Salvana is the director of the Institute of Molecular Biology and Biotechnology at the National Institutes of Health at the University of the Philippines Manila.
“The Delta variant is really scary, and this is all the more the reason why we really should police our borders, because it only takes one variant to get in, and an India-like surge could to us because a really high number of people can be infected by one person who has the Delta variant,” Salvana said, speaking partly in Filipino.
A person with the original virus, he pointed out, could infect two other people. Someone with the Delta variant can infect up to eight others.
“So it’s up to four times more contagious than the original virus from Wuhan. So this will really be a big disaster if we do not keep it out of the country,” Salvana said.
To prevent that from happening, Salvana presented a “10+4” quarantine scheme for people coming into the Philippines.
This means that these people would not be tested immediately on arrival. Instead, they would undergo a 10-day quarantine. They would then be tested on the seventh day, which Salvan said would be a better time to detect the virus.
Then for four more days, they would undergo home quarantine.
The scheme is really aimed at protecting local residents from people coming from abroad, Salvana said.
He explained that people coming from abroad would not immediately test positive if they had been infected during transit.
“So arrival testing is not recommended by the technical advisory group, and this is why we test on the seventh day so that, if they had been infected during transit, we have a good chance of picking it up,” Salvana said.
In late March 2021, Metro Manila and the adjacent provinces of Bulacan, Rizal, Cavite, and Laguna went into a strict lockdown again due to the spread of COVID-19 variants, which included the UK variant — or what is now called Alpha.
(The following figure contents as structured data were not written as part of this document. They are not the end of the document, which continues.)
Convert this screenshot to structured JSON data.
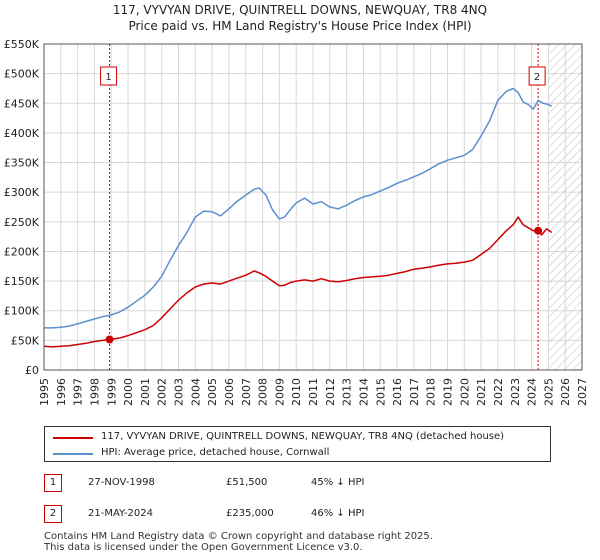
{
  "chart_data": {
    "type": "line",
    "title": "117, VYVYAN DRIVE, QUINTRELL DOWNS, NEWQUAY, TR8 4NQ",
    "subtitle": "Price paid vs. HM Land Registry's House Price Index (HPI)",
    "xlabel": "",
    "ylabel": "",
    "xlim": [
      1995,
      2027
    ],
    "ylim": [
      0,
      550000
    ],
    "x_ticks": [
      1995,
      1996,
      1997,
      1998,
      1999,
      2000,
      2001,
      2002,
      2003,
      2004,
      2005,
      2006,
      2007,
      2008,
      2009,
      2010,
      2011,
      2012,
      2013,
      2014,
      2015,
      2016,
      2017,
      2018,
      2019,
      2020,
      2021,
      2022,
      2023,
      2024,
      2025,
      2026,
      2027
    ],
    "y_ticks": [
      {
        "value": 0,
        "label": "£0"
      },
      {
        "value": 50000,
        "label": "£50K"
      },
      {
        "value": 100000,
        "label": "£100K"
      },
      {
        "value": 150000,
        "label": "£150K"
      },
      {
        "value": 200000,
        "label": "£200K"
      },
      {
        "value": 250000,
        "label": "£250K"
      },
      {
        "value": 300000,
        "label": "£300K"
      },
      {
        "value": 350000,
        "label": "£350K"
      },
      {
        "value": 400000,
        "label": "£400K"
      },
      {
        "value": 450000,
        "label": "£450K"
      },
      {
        "value": 500000,
        "label": "£500K"
      },
      {
        "value": 550000,
        "label": "£550K"
      }
    ],
    "grid": true,
    "forecast_hatch_from": 2025.0,
    "series": [
      {
        "name": "117, VYVYAN DRIVE, QUINTRELL DOWNS, NEWQUAY, TR8 4NQ (detached house)",
        "color": "#cc0000",
        "x": [
          1995.0,
          1995.5,
          1996.0,
          1996.5,
          1997.0,
          1997.5,
          1998.0,
          1998.5,
          1998.9,
          1999.5,
          2000.0,
          2000.5,
          2001.0,
          2001.5,
          2002.0,
          2002.5,
          2003.0,
          2003.5,
          2004.0,
          2004.5,
          2005.0,
          2005.5,
          2006.0,
          2006.5,
          2007.0,
          2007.5,
          2007.8,
          2008.2,
          2008.6,
          2009.0,
          2009.3,
          2009.7,
          2010.0,
          2010.5,
          2011.0,
          2011.5,
          2012.0,
          2012.5,
          2013.0,
          2013.5,
          2014.0,
          2014.5,
          2015.0,
          2015.5,
          2016.0,
          2016.5,
          2017.0,
          2017.5,
          2018.0,
          2018.5,
          2019.0,
          2019.5,
          2020.0,
          2020.5,
          2021.0,
          2021.5,
          2022.0,
          2022.5,
          2022.9,
          2023.2,
          2023.5,
          2023.8,
          2024.1,
          2024.39,
          2024.6,
          2024.9,
          2025.2
        ],
        "y": [
          40000,
          39000,
          40000,
          41000,
          43000,
          45000,
          48000,
          50000,
          51500,
          54000,
          58000,
          63000,
          68000,
          75000,
          88000,
          103000,
          118000,
          130000,
          140000,
          145000,
          147000,
          145000,
          150000,
          155000,
          160000,
          167000,
          164000,
          158000,
          150000,
          142000,
          143000,
          148000,
          150000,
          152000,
          150000,
          154000,
          150000,
          149000,
          151000,
          154000,
          156000,
          157000,
          158000,
          160000,
          163000,
          166000,
          170000,
          172000,
          174000,
          177000,
          179000,
          180000,
          182000,
          185000,
          195000,
          205000,
          220000,
          235000,
          245000,
          258000,
          245000,
          240000,
          235000,
          235000,
          228000,
          238000,
          232000
        ]
      },
      {
        "name": "HPI: Average price, detached house, Cornwall",
        "color": "#5b8fd0",
        "x": [
          1995.0,
          1995.5,
          1996.0,
          1996.5,
          1997.0,
          1997.5,
          1998.0,
          1998.5,
          1999.0,
          1999.5,
          2000.0,
          2000.5,
          2001.0,
          2001.5,
          2002.0,
          2002.5,
          2003.0,
          2003.5,
          2004.0,
          2004.5,
          2005.0,
          2005.5,
          2006.0,
          2006.5,
          2007.0,
          2007.5,
          2007.8,
          2008.2,
          2008.6,
          2009.0,
          2009.3,
          2009.7,
          2010.0,
          2010.5,
          2011.0,
          2011.5,
          2012.0,
          2012.5,
          2013.0,
          2013.5,
          2014.0,
          2014.5,
          2015.0,
          2015.5,
          2016.0,
          2016.5,
          2017.0,
          2017.5,
          2018.0,
          2018.5,
          2019.0,
          2019.5,
          2020.0,
          2020.5,
          2021.0,
          2021.5,
          2022.0,
          2022.5,
          2022.9,
          2023.2,
          2023.5,
          2023.8,
          2024.1,
          2024.4,
          2024.7,
          2025.0,
          2025.2
        ],
        "y": [
          71000,
          71000,
          72000,
          74000,
          78000,
          82000,
          86000,
          90000,
          93000,
          98000,
          106000,
          116000,
          126000,
          140000,
          158000,
          185000,
          210000,
          232000,
          258000,
          268000,
          267000,
          260000,
          272000,
          285000,
          295000,
          305000,
          307000,
          295000,
          270000,
          255000,
          258000,
          272000,
          282000,
          290000,
          280000,
          284000,
          275000,
          272000,
          278000,
          286000,
          292000,
          296000,
          302000,
          308000,
          315000,
          320000,
          326000,
          332000,
          340000,
          348000,
          354000,
          358000,
          362000,
          372000,
          395000,
          420000,
          455000,
          470000,
          475000,
          468000,
          452000,
          448000,
          440000,
          455000,
          450000,
          448000,
          445000
        ]
      }
    ],
    "sales": [
      {
        "marker": "1",
        "x": 1998.9,
        "y": 51500
      },
      {
        "marker": "2",
        "x": 2024.39,
        "y": 235000
      }
    ]
  },
  "legend": {
    "property_label": "117, VYVYAN DRIVE, QUINTRELL DOWNS, NEWQUAY, TR8 4NQ (detached house)",
    "hpi_label": "HPI: Average price, detached house, Cornwall"
  },
  "annotations": [
    {
      "marker": "1",
      "date": "27-NOV-1998",
      "price": "£51,500",
      "hpi": "45% ↓ HPI"
    },
    {
      "marker": "2",
      "date": "21-MAY-2024",
      "price": "£235,000",
      "hpi": "46% ↓ HPI"
    }
  ],
  "footer": {
    "line1": "Contains HM Land Registry data © Crown copyright and database right 2025.",
    "line2": "This data is licensed under the Open Government Licence v3.0."
  },
  "colors": {
    "property_line": "#cc0000",
    "hpi_line": "#5b8fd0",
    "grid": "#d8d8d8",
    "marker_border": "#cc0000"
  }
}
At one point, the Philippines recorded a count of over 200,000 COVID-19 cases nationwide. In contrast, India, where the Delta variant appeared to originate, set a world record, recording more than 349,000 cases in one day.
That proved the potency of the Delta variant, according to Salvana.
“There are now four variants of concern — Alpha, Beta, Gamma, and Delta. We still don’t have community transmissions of Gamma and Delta. And we really want to keep it that way. That is why our stringent protocols are very important,” he said.
“‘Delta, as I have mentioned, is 60 percent increased transmission over Alpha — or the UK variant, which is already 60 percent increased transmission over the original virus from Wuhan. So this is really fierce,” Salvana added.